Auch der zweite Roman ist fertig und im Lektorat, der dritte im Entstehen. „Das ist den Kindern geschuldet. Ich war mit den ersten Büchern richtig schnell. Disziplin!“ sagt Julia Jessen und muss darüber selbst lachen. „Und wenn es für die Tonne ist: Ich setze mich jeden Tag hin und schreibe. Von 9.45 bis 13.25 Uhr.“ Manchmal legt sie sich flach auf den Fußboden und macht „eine innere Collage von jeder Figur“. Ein „anderes Leben durchwandern“, nennt sie das. Solche Bekenntnisse klingen bei ihr weder esoterisch noch sonst irgendwie seltsam, sondern bemerkenswert schlüssig. Die innere Ruhe, das Richtige zu tun, diese Aufmerksamkeit der eigenen Stimme gegenüber, das teilt die Autorin mit ihrer Romanfigur. Aber Oda tastet, sie sucht. Julia Jessen ist offensichtlich angekommen.

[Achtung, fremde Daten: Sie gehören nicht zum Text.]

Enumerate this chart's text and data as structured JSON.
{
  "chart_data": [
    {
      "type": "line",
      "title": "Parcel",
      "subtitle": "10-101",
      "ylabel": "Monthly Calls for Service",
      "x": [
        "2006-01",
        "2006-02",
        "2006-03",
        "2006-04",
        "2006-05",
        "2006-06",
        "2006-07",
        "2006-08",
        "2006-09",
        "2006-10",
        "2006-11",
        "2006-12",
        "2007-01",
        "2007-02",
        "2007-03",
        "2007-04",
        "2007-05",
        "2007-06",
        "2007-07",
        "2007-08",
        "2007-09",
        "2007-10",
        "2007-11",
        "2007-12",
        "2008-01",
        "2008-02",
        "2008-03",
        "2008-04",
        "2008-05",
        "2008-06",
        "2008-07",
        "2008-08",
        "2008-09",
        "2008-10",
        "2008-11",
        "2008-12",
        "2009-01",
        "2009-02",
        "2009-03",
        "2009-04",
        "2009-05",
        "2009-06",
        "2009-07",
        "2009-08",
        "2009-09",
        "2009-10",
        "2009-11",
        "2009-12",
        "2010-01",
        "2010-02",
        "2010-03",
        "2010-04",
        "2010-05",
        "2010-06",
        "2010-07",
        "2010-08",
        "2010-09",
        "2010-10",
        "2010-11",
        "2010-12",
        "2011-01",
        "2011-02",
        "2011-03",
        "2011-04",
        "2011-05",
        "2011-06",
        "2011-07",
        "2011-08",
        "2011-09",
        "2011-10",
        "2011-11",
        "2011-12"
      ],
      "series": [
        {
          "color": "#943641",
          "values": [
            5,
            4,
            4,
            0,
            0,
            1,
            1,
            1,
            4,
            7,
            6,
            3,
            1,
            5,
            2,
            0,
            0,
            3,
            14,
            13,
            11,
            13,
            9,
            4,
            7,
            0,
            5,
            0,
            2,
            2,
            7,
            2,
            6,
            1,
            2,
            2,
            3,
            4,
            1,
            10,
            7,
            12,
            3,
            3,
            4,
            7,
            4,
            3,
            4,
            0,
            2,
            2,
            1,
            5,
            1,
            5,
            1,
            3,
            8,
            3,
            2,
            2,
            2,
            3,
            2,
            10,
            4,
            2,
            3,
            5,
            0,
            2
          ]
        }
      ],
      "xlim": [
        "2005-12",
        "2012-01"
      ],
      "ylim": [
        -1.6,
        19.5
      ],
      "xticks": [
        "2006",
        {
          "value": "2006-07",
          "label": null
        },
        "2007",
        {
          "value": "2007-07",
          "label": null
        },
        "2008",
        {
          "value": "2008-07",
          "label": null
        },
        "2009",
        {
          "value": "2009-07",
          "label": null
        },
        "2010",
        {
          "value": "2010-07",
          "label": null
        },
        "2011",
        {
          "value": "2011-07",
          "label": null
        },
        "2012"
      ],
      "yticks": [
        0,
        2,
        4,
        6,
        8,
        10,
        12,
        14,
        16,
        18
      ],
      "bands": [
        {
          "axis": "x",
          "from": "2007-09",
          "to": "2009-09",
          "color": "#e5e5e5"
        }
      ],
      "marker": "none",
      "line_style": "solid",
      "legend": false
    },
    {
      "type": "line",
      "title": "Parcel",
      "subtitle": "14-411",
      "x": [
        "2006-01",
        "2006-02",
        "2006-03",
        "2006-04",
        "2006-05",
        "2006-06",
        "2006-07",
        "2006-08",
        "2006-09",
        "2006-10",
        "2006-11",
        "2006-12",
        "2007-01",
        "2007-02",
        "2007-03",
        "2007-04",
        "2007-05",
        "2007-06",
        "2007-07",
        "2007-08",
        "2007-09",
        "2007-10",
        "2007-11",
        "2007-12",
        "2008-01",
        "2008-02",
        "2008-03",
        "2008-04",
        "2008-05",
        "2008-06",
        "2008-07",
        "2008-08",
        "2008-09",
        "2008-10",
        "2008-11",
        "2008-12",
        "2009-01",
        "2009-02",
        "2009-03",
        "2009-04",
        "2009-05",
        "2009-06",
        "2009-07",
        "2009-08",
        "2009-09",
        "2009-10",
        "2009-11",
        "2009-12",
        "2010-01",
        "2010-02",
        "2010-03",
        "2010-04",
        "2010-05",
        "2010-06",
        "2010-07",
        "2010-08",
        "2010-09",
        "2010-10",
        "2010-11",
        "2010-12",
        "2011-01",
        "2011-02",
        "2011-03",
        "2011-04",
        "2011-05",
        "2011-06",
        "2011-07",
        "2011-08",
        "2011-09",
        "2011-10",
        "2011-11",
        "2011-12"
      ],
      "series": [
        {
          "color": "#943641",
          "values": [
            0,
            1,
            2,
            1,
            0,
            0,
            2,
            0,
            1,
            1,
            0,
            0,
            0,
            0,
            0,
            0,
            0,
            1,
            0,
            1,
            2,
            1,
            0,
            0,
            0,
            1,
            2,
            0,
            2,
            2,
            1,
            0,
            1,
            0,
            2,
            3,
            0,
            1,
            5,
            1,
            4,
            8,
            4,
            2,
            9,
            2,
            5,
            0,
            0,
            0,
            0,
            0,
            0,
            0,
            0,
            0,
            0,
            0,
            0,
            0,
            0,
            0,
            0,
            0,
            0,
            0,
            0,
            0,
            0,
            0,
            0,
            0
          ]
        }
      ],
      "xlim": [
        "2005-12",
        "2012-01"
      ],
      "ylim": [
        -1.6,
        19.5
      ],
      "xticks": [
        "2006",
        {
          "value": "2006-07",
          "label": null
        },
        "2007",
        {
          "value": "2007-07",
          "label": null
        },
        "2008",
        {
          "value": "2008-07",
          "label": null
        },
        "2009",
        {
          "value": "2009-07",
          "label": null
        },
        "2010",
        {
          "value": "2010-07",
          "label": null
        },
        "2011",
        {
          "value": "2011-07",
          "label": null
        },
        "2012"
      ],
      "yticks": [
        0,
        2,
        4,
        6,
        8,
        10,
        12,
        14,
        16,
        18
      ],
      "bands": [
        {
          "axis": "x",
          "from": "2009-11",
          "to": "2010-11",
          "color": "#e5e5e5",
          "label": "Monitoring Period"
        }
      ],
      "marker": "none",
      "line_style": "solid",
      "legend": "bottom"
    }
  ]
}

Julia Jessen liest am 29.8., 18 Uhr, in Lüders Buchhandlung (Heußweg 33) und am 10.9., 19 Uhr, im „Debütantensalon“ des Harbour Front Literaturfestivals im Nochtspeicher aus „Alles wird hell“ (Kunstmann, 288 S., 19,95 Euro). Der Roman ist für den Klaus-Michael-Kühne-Preis nominiert.